The Arbitration Act is believed to be the shortest statute in Anguilla. The text of the statute, in its entirety, consists of:

Arbitration Act (UK) to apply to Anguilla
1. The Arbitration Act (14 Geo. 6 c. 27) (UK) as amended from time to time shall be, and the same is hereby declared to be henceforth, in force in Anguilla, and all the provisions of the Act, so far as the same are applicable, shall mutatis mutandis apply to all proceedings relating to arbitration within Anguilla.
Citation
2. This Act may be cited as the Arbitration Act, Revised Statutes of Anguilla, Chapter A105.

The purpose of the Act is to apply the British Arbitration Act, 1950 to Anguilla. The 1950 Arbitration Act has now been repealed in its entirety in the United Kingdom. The last remaining parts of the Act which were in force were repealed by the Arbitration Act, 1996.

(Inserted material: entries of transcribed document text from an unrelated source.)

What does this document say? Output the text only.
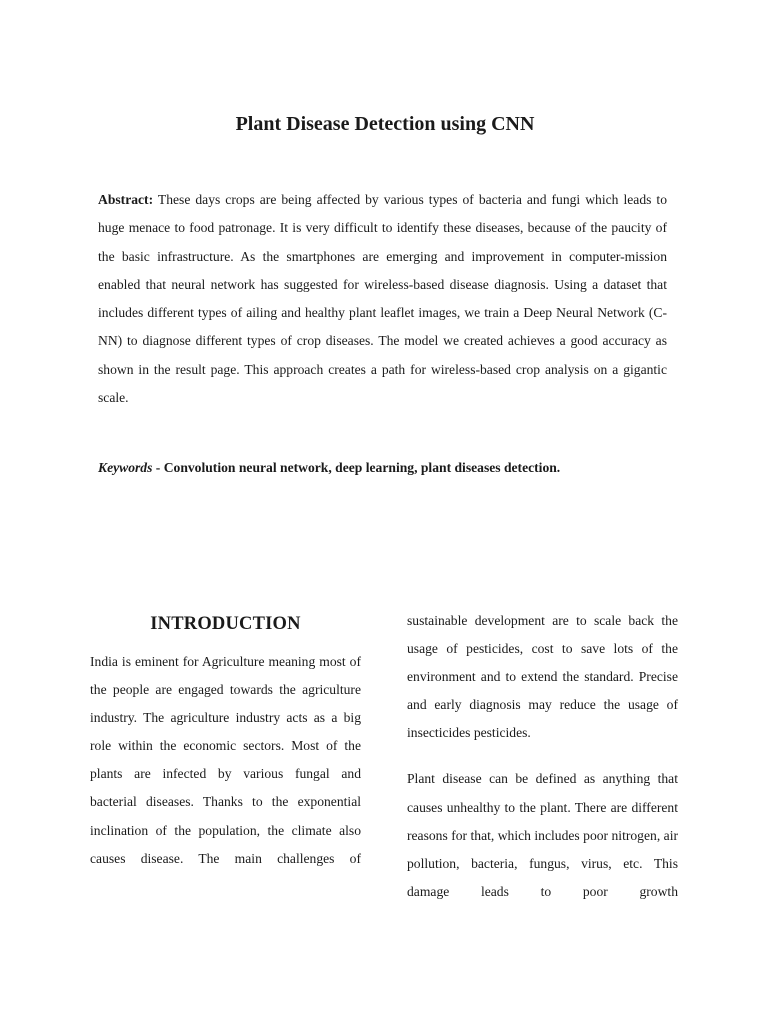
Plant Disease Detection using CNN

Abstract: These days crops are being affected by various types of bacteria and fungi which leads to huge menace to food patronage. It is very difficult to identify these diseases, because of the paucity of the basic infrastructure. As the smartphones are emerging and improvement in computer-mission enabled that neural network has suggested for wireless-based disease diagnosis. Using a dataset that includes different types of ailing and healthy plant leaflet images, we train a Deep Neural Network (C-NN) to diagnose different types of crop diseases. The model we created achieves a good accuracy as shown in the result page. This approach creates a path for wireless-based crop analysis on a gigantic scale.

Keywords - Convolution neural network, deep learning, plant diseases detection.

INTRODUCTION

India is eminent for Agriculture meaning most of the people are engaged towards the agriculture industry. The agriculture industry acts as a big role within the economic sectors. Most of the plants are infected by various fungal and bacterial diseases. Thanks to the exponential inclination of the population, the climate also causes disease. The main challenges of

sustainable development are to scale back the usage of pesticides, cost to save lots of the environment and to extend the standard. Precise and early diagnosis may reduce the usage of insecticides pesticides.

Plant disease can be defined as anything that causes unhealthy to the plant. There are different reasons for that, which includes poor nitrogen, air pollution, bacteria, fungus, virus, etc. This damage leads to poor growth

There are three schools of thought in relation to the proper interpretation of the provisions.
- The first, and most popular, is the more purposive interpretation is that the words "as amended from time to time" should be construed broadly, and that the references to the 1950 Act should be construed as references to the statute that replaced it: the Arbitration Act, 1996.
- The second is that the repeal of the various provisions of the 1950 Act means that de facto there is no longer any statute regulating arbitration in Anguilla.
- The third is that an absolute interpretation should be taken, and that "amendment" should be limited to amendments, and does not include either repeal or re-enactment. Accordingly, although the provisions were repealed in the United Kingdom they were not amended, and therefore should be treated as still being in force in Anguilla.

In Vento v Fidelity Insurance Co Ltd the Eastern Caribbean Court of Appeal affirmed that the effect of the legislation was to import the 1996 Act, as amended, in to Anguillan law.

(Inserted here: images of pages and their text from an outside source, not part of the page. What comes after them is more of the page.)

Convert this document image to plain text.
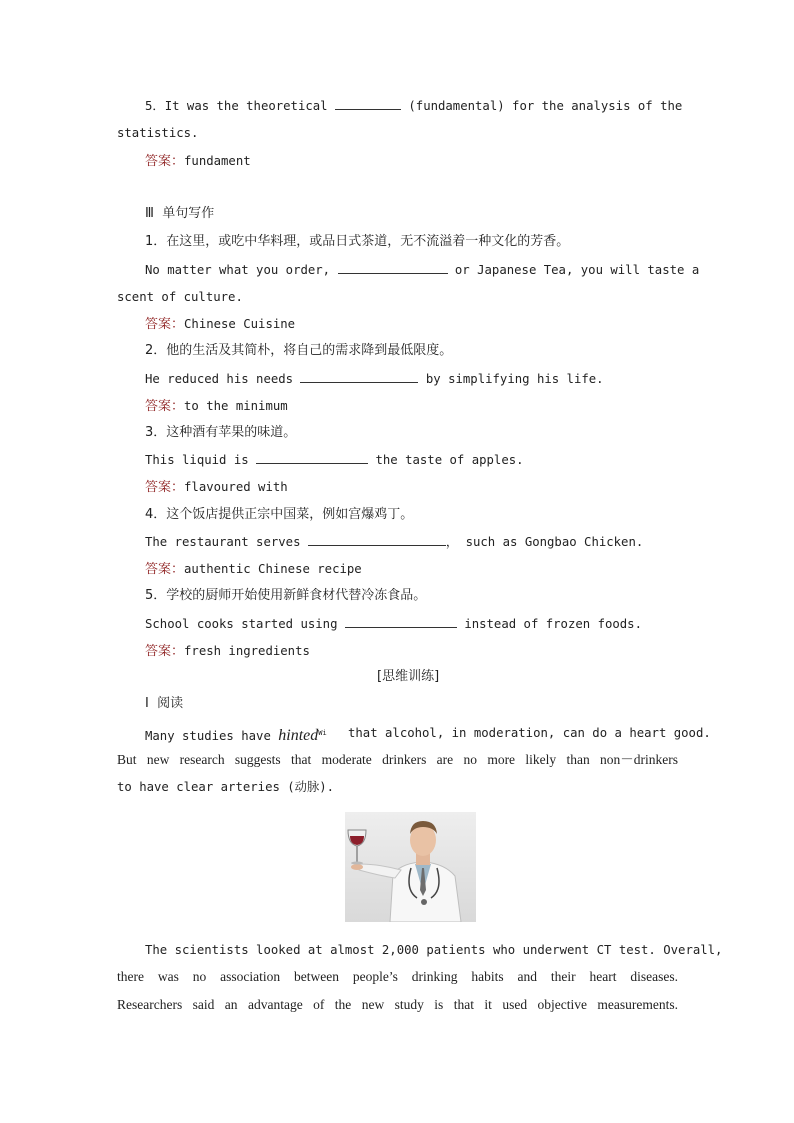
5．It was the theoretical	(fundamental) for the analysis of the
statistics.
答案：fundament
Ⅲ 单句写作
1．在这里，或吃中华料理，或品日式茶道，无不流溢着一种文化的芳香。
No matter what you order,	or Japanese Tea, you will taste a
scent of culture.
答案：Chinese Cuisine
2．他的生活及其简朴，将自己的需求降到最低限度。
He reduced his needs	by simplifying his life.
答案：to the minimum
3．这种酒有苹果的味道。
This liquid is	the taste of apples.
答案：flavoured with
4．这个饭店提供正宗中国菜，例如宫爆鸡丁。
The restaurant serves	， such as Gongbao Chicken.
答案：authentic Chinese recipe
5．学校的厨师开始使用新鲜食材代替冷冻食品。
School cooks started using	instead of frozen foods.
答案：fresh ingredients
[思维训练]
Ⅰ 阅读
Many studies have hinted$^{Wi}$ that alcohol, in moderation, can do a heart good.
But new research suggests that moderate drinkers are no more likely than non－drinkers
to have clear arteries (动脉).
The scientists looked at almost 2,000 patients who underwent CT test. Overall,
there was no association between people’s drinking habits and their heart diseases.
Researchers said an advantage of the new study is that it used objective measurements.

==New York Convention, Geneva Protocol and Convention==

Anguilla is not a party to the 1958 New York Convention. However, Anguilla is still a party to the Geneva Convention on the Execution of Foreign Arbitral Awards and the Protocol on Arbitration Clauses, both of which were extended by the United Kingdom to St. Christopher and Nevis, of which Anguilla originally was a part. The United Nations Treaty Series shows the following statement of the British government of 16 December 1985: "At the time of accession, Anguilla was part of the territory of St. Christopher and Nevis. By 1978, Anguilla had a separate constitutional status, as part of the St. Christopher and Nevis/Anguilla group. St. Christopher and Nevis became independent on September 19, 1983 and Anguilla then reverted to being a dependant territory of the United Kingdom. Therefore, the Convention continues to apply to Anguilla."